By combining SPDMphymod with SMI (both invented in Christoph Cremer´s lab in 1996) a 3D dual colour reconstruction of the spatial arrangements of Her2/neu and Her3 clusters was achieved. The positions in all three directions of the protein clusters could be determined with an accuracy of about 25 nm.

== Use of super resolution microscopy in industry ==
Despite its use in biomedical labs, super resolution technologies could serve as important tools in pharmaceutical research. They could be especially helpful in the identification and valuation of targets. For example, biomolecular machines (BMM) are highly complex nanostructures consisting of several large molecules and which are responsible for basic functions in the body cells. Depending on their functional status, they have a defined 3D structure. Examples of biomolecular machines are nucleosomes which enable the DNA, a two meter long carrier of genetic information, to fold in the body cells in a space of a few millionth of a millimeter in diameter only.
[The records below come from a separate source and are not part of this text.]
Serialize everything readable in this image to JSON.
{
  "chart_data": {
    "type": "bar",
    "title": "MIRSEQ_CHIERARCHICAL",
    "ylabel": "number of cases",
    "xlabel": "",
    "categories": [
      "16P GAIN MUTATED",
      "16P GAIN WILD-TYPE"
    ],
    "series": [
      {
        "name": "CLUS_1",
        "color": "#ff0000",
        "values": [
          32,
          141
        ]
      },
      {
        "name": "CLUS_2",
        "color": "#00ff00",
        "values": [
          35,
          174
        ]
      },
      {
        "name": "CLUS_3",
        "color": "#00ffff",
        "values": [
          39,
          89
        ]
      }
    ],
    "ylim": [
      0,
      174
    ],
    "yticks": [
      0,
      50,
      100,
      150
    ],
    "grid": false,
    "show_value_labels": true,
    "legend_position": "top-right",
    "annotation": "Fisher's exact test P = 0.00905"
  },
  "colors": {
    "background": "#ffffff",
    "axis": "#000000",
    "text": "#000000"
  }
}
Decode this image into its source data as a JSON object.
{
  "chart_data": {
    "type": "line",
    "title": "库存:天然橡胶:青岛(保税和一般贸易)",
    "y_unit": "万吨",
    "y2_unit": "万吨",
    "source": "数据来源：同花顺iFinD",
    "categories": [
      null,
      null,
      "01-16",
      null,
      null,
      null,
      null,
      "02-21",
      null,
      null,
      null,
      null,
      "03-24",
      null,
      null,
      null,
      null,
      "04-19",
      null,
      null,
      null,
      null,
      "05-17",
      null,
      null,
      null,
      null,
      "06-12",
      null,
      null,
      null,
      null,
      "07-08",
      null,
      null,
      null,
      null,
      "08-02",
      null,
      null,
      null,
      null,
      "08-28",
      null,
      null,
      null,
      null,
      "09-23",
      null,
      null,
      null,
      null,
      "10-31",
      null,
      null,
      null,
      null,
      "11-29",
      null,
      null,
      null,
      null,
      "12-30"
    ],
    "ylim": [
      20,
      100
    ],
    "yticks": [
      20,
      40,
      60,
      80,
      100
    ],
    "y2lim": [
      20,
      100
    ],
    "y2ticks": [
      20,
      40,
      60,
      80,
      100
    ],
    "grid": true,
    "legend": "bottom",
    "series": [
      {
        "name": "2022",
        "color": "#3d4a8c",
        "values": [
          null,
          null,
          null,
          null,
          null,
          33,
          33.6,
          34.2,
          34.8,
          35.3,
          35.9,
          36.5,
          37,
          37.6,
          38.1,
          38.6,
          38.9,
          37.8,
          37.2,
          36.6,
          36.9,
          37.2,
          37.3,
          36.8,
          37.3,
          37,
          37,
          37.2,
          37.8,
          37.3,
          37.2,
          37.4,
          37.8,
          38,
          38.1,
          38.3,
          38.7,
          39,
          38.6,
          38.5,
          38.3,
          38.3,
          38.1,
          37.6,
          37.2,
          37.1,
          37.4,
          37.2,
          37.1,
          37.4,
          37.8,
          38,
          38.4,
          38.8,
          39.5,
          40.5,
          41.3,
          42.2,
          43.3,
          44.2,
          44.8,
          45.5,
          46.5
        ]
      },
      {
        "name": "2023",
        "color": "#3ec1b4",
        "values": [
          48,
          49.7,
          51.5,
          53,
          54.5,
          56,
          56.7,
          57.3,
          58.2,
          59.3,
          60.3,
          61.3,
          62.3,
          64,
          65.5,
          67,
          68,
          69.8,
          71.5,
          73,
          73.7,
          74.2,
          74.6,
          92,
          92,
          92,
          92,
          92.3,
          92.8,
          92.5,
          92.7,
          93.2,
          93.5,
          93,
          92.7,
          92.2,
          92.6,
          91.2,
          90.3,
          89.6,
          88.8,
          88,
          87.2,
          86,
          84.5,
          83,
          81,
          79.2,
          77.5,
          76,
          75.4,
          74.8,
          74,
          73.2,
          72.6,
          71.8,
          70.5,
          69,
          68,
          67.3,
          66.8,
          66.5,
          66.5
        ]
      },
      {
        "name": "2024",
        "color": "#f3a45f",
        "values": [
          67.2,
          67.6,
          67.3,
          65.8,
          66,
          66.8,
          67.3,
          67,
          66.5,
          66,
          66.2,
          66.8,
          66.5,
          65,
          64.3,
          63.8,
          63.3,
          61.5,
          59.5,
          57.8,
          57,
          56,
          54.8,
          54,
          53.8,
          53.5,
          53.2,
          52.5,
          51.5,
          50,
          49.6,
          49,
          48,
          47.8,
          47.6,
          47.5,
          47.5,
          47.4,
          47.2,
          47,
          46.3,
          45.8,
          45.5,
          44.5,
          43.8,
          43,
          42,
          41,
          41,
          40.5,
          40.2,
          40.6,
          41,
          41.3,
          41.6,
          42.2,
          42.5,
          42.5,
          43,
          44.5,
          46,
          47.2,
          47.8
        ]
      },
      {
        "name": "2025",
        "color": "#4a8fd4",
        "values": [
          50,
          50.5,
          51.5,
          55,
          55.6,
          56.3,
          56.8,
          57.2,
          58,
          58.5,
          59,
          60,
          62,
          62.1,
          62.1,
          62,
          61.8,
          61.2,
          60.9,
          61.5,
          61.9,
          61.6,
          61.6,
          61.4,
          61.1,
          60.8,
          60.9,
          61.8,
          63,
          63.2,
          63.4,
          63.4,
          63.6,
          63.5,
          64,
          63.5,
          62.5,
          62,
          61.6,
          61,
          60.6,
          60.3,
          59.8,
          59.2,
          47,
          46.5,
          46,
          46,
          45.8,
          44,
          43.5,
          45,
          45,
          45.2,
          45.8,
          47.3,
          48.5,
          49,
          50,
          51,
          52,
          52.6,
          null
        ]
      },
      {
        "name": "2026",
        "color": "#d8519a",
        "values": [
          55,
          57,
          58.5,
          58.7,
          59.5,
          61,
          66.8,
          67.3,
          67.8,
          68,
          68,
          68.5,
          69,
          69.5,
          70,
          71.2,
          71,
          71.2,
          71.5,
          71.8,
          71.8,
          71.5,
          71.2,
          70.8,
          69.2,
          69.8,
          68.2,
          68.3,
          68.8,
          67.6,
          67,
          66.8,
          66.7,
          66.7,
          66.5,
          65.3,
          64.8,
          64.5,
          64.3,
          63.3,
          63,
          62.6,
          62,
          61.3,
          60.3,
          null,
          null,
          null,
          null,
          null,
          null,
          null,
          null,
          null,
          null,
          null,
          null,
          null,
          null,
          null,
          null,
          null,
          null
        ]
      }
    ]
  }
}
Therefore, the DNA can serve as an information and control center.

By using LIMON 3D in combination with LIMON complex labeling, it is possible for the first time to make hidden proteins or nucleic acids of a 3D-molecule complex of the so-called biomolecular machines visible without destroying the complex. Up to now, the problem in most cases was that the complex had to be destroyed for detailed analysis of the individual macromolecules therein. Alternatively, virtual computer simulation models or expensive nuclear magnetic resonance methods were used to visualize the three-dimensional structure of such complexes.